Last week, SDEA’s bargaining team proposed a 2.5% raise for this year and a 3.5 % raise for next year. These raises would outpace cost-of-living adjustments and move our pay into the top half County-wide. Our proposal was part of a strong settlement package for a two-year contract that would also include:

  •         Fully paid family healthcare with all current options
  •         Better special education caseloads and supports
  •         Lower class size
  •         A new, fair transfer process
  •         Increased elementary enrichment/prep time
  •         Stronger work hours protections
  •         Paid maternity leave and expanded personal business leave
  •         Restoring the fully funded BTSA program for new teachers

In presenting our wage proposal, SDEA’s bargaining team scrubbed the District’s budget to make sure that our proposals are not only fair, but affordable. SDEA’s team asked pointed questions about the budget that the District’s team could not answer, and pointed out that the District’s historical pattern of underestimating revenues and overestimating costs continues. Meanwhile, the percentage of the District’s budget that is spent on educator salaries continues to steadily decline. That’s not a budget deficit problem. That’s a budget priorities problem.

SDEA’s package of proposals paves the way to a strong, fair, fast settlement. It is now time for Superintendent Cindy Marten and the School Board to agree.

District Disrespect at the Table Continues

On a day when they weren’t even presenting anything, the District’s bargaining team still managed to convey a serious lack of respect for those of us at schools and in the classrooms.

SDEA’s Special Education proposal includes new financial penalties for the District when they violate special educators’ caseloads.
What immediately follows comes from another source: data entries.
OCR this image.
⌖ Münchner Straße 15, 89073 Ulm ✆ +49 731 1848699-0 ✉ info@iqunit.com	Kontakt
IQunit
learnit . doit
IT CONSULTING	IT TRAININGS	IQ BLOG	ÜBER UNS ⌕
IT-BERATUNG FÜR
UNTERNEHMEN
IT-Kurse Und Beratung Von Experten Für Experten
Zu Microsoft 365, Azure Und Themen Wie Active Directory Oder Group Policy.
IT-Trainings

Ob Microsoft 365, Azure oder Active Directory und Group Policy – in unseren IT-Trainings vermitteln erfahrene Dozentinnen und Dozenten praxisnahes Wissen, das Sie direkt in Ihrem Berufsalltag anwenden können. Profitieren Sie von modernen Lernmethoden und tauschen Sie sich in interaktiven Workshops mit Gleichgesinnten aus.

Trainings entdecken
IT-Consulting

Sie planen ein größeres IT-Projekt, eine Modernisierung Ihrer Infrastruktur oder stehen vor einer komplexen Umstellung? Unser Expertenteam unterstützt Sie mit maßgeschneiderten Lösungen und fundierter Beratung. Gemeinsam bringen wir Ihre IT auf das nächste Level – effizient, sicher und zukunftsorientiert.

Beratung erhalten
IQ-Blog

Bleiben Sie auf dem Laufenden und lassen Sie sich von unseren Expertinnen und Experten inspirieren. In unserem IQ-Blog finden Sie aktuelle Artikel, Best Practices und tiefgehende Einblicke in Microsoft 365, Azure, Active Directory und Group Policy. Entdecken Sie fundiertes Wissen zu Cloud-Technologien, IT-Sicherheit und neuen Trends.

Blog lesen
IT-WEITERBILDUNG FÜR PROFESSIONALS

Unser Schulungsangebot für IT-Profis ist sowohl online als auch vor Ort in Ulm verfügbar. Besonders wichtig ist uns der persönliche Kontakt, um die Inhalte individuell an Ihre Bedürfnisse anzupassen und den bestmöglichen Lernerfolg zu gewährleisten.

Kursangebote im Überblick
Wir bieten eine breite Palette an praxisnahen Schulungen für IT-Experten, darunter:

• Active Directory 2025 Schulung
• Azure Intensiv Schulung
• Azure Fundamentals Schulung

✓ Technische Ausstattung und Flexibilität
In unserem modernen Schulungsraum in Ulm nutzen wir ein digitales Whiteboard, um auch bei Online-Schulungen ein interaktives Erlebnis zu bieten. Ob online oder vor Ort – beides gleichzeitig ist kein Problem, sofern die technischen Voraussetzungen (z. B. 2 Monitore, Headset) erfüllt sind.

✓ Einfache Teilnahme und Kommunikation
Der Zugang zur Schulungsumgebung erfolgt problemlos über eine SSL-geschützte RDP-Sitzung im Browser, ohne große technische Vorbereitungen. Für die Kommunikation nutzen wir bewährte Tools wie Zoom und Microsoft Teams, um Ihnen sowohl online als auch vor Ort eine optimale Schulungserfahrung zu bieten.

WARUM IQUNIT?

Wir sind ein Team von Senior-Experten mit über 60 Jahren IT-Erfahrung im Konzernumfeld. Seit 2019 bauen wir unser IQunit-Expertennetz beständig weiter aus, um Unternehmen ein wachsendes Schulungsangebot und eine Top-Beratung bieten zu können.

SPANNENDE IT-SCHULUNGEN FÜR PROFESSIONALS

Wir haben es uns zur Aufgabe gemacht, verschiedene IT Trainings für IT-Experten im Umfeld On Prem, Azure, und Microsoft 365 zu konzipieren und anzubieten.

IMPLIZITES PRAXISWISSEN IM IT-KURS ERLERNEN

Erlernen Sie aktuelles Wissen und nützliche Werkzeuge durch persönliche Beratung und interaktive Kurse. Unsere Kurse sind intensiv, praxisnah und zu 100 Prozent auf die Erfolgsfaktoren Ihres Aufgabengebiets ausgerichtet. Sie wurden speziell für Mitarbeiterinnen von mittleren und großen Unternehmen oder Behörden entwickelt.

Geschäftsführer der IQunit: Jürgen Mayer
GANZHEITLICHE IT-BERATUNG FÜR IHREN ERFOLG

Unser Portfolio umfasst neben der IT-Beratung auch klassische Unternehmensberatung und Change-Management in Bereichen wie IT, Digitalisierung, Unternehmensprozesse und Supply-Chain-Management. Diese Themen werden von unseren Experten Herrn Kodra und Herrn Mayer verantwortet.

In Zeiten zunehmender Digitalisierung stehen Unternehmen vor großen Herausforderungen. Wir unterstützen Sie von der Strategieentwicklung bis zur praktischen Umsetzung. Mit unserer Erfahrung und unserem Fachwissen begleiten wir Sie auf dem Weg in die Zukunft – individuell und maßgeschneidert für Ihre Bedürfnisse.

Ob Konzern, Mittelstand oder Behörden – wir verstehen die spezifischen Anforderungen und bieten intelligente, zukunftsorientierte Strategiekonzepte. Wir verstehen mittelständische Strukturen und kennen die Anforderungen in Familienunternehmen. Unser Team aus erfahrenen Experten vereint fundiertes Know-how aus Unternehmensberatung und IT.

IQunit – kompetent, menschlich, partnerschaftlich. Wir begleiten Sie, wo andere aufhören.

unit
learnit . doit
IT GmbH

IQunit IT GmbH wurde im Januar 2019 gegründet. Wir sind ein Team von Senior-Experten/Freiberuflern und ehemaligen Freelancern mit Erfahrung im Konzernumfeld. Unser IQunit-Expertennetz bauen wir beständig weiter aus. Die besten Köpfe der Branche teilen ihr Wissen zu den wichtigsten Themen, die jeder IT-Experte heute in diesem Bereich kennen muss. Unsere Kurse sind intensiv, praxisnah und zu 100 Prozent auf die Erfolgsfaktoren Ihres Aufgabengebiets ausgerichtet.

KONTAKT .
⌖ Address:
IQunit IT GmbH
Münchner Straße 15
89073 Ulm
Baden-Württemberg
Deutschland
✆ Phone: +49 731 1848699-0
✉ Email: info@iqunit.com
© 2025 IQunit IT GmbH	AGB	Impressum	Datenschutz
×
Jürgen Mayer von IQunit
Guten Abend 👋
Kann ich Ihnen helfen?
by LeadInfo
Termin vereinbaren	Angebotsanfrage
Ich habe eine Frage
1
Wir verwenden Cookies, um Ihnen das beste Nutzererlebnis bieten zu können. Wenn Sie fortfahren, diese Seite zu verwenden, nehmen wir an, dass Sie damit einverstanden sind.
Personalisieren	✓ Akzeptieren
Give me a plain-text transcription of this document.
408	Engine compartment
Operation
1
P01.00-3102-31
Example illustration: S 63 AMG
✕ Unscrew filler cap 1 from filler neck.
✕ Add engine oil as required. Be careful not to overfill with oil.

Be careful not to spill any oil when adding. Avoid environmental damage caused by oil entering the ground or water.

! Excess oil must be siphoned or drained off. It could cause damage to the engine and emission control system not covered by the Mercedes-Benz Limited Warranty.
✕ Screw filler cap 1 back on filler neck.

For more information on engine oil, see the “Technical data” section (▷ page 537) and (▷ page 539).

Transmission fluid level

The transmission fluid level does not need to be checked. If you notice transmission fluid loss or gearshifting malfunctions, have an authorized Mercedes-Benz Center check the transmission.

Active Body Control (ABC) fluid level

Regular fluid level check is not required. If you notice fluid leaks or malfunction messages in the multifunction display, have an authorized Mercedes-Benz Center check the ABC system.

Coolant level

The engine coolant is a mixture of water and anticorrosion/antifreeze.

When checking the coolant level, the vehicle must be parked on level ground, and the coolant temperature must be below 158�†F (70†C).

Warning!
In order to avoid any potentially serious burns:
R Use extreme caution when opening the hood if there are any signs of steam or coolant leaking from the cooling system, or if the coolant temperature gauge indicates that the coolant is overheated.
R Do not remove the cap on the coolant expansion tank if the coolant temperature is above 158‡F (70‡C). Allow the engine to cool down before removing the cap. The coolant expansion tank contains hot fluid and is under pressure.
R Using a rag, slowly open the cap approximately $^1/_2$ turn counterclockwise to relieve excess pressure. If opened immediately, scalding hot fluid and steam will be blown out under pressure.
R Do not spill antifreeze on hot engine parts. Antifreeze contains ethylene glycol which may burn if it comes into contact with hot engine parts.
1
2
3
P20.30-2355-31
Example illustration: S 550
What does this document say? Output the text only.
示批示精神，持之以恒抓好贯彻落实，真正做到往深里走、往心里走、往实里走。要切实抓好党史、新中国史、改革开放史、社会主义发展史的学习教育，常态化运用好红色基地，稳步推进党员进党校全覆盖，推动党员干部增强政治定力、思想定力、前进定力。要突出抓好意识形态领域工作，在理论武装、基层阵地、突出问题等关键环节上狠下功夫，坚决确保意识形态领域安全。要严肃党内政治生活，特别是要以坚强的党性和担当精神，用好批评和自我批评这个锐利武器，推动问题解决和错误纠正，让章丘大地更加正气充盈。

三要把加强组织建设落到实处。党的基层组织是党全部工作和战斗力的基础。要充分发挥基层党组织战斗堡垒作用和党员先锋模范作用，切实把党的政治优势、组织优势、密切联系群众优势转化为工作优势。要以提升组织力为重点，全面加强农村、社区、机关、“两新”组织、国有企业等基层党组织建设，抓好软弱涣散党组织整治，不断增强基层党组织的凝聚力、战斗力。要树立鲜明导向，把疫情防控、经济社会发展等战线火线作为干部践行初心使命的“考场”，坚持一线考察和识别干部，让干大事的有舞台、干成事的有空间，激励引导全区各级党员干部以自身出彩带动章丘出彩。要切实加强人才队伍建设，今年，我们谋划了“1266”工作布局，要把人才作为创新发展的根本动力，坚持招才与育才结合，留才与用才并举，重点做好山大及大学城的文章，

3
Our proposed penalty is $20 a day for every student above the caseload cap, until the District assigns enough staff to bring caseloads back down. The District has been treating special educator caseload caps as optional, so SDEA’s proposal creates a strong disincentive for future violations.

The District’s Director of Special Education responded by asking, wouldn’t that create an incentive for special educators to diagnose more students onto their caseloads so they can make more money? The SDEA bargaining team’s response was strong and clear. Educators are the ones fighting tooth and nail to get enough special education support for our students, while top District administration continues to cut student services to the bone. Not only are they violating our contract, they are violating our students’ rights under the law. And they think we are going to falsify student disabilities, adding to our own overwhelming workload, just to make 20 bucks? Shameful.

These comments simply continue the same pattern we’ve been seeing.

The District said, “We won’t give you ten personal business days because teachers might abuse it.” Then they said, “We won’t reimburse you for your property damaged at work unless you have an original receipt (on top of the police report you already have to file!) because teachers might abuse it.” And now they say, “We won’t compensate you for caseload overages because teachers might abuse it.”

Enough already! It’s time for the District to treat us with the respect we deserve by settling a fair contract with us and honoring it.

Let’s fight back on Nov. 8!

The SDEA bargaining team ended the meeting by delivering thousands of signatures from educators, parents and students across San Diego Unified in support of our L.E.A.R.N.! bargaining campaign and in support of our Nov. 8 Pop-Up Pickets to the SDUSD bargaining team.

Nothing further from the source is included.